Closed chhsiao90 closed 7 years ago

chhsiao90 commented 7 years ago

I had searched for issues but didn't find any similar issue. And I had tried openjdk64-1.8.0.91 and oracle64-1.8.0.101, all seems to have same problem.

For following case, at test case shouldResolveTypesForLambda that we cannot get the generic type of Integer when defined a lambda of Function<Integer, String>. Is that a limitation? Thanks!

import static org.testng.Assert.assertEquals;

import net.jodah.typetools.AbstractTypeResolverTest;
import net.jodah.typetools.TypeResolver;
import org.testng.annotations.Factory;
import org.testng.annotations.Test;

@Test
public class LambdaOfContextTest extends AbstractTypeResolverTest {
    @Factory(dataProvider = "cacheDataProvider")
    public LambdaOfContextTest(boolean cacheEnabled) {
        super(cacheEnabled);
    }

    interface Context<S, D> {
        S getSource();

        D getDestination();
    }

    interface Function<S, D> {
        D apply(Context<S, D> context);
    }

    public void shouldResolveTypesForInnerClass() {
        Function<Integer, String> innerFunction = new Function<Integer, String>() {
            @Override
            public String apply(Context<Integer, String> context) {
                return context.getSource().toString();
            }
        };

        Class<?>[] innerFuncArgs = TypeResolver.resolveRawArguments(Function.class, innerFunction.getClass());
        assertEquals(innerFuncArgs[0], Integer.class);
        assertEquals(innerFuncArgs[1], String.class);
    }

    public void shouldResolveTypesForLambda() {
        Function<Integer, String> lambdaFunction = ctx -> ctx.getSource().toString();

        Class<?>[] lambdaFuncArgs = TypeResolver.resolveRawArguments(Function.class, lambdaFunction.getClass());
        assertEquals(lambdaFuncArgs[0], Integer.class); // Get Unknown
        assertEquals(lambdaFuncArgs[1], String.class);
    }
}
jhalterman commented 7 years ago

I believe this is a limitation of the technique we're using and sounds similar to issue #14. Check out my comment here since I think it's a similar situation.
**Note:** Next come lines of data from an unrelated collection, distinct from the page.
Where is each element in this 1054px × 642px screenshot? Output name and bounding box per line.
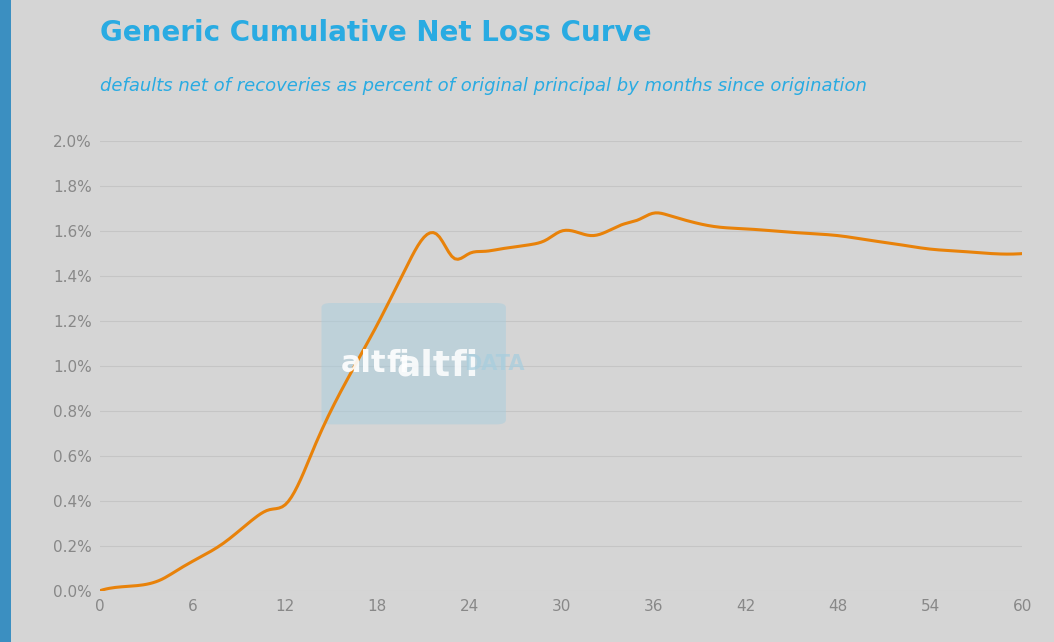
Text: Generic Cumulative Net Loss Curve: Generic Cumulative Net Loss Curve — [100, 19, 651, 48]
FancyBboxPatch shape — [321, 303, 506, 424]
Text: alt: alt — [396, 349, 451, 383]
Text: fi: fi — [451, 349, 479, 383]
Text: alt: alt — [340, 349, 386, 378]
Text: defaults net of recoveries as percent of original principal by months since orig: defaults net of recoveries as percent of… — [100, 77, 867, 95]
Text: DATA: DATA — [465, 354, 525, 374]
Text: fi: fi — [386, 349, 410, 378]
Basically, in the statement:

Function<Integer, String> lambdaFunction = ctx -> ctx.getSource().toString();

Type information on the lefthand side is erased at runtime, so Function<Integer, String> becomes Function. So we rely on the righthand side in order to resolve the type arguments for the Function. In this case, the righthand side is an instance of Context<S, D>, and there is not enough information on the righthand side to know what the value of S is...

chhsiao90 commented 7 years ago

Thanks for the information. I had even tried SerializedLambda and it seems that it had same limitation too.

Knowing the limitation is good enough to me, thanks!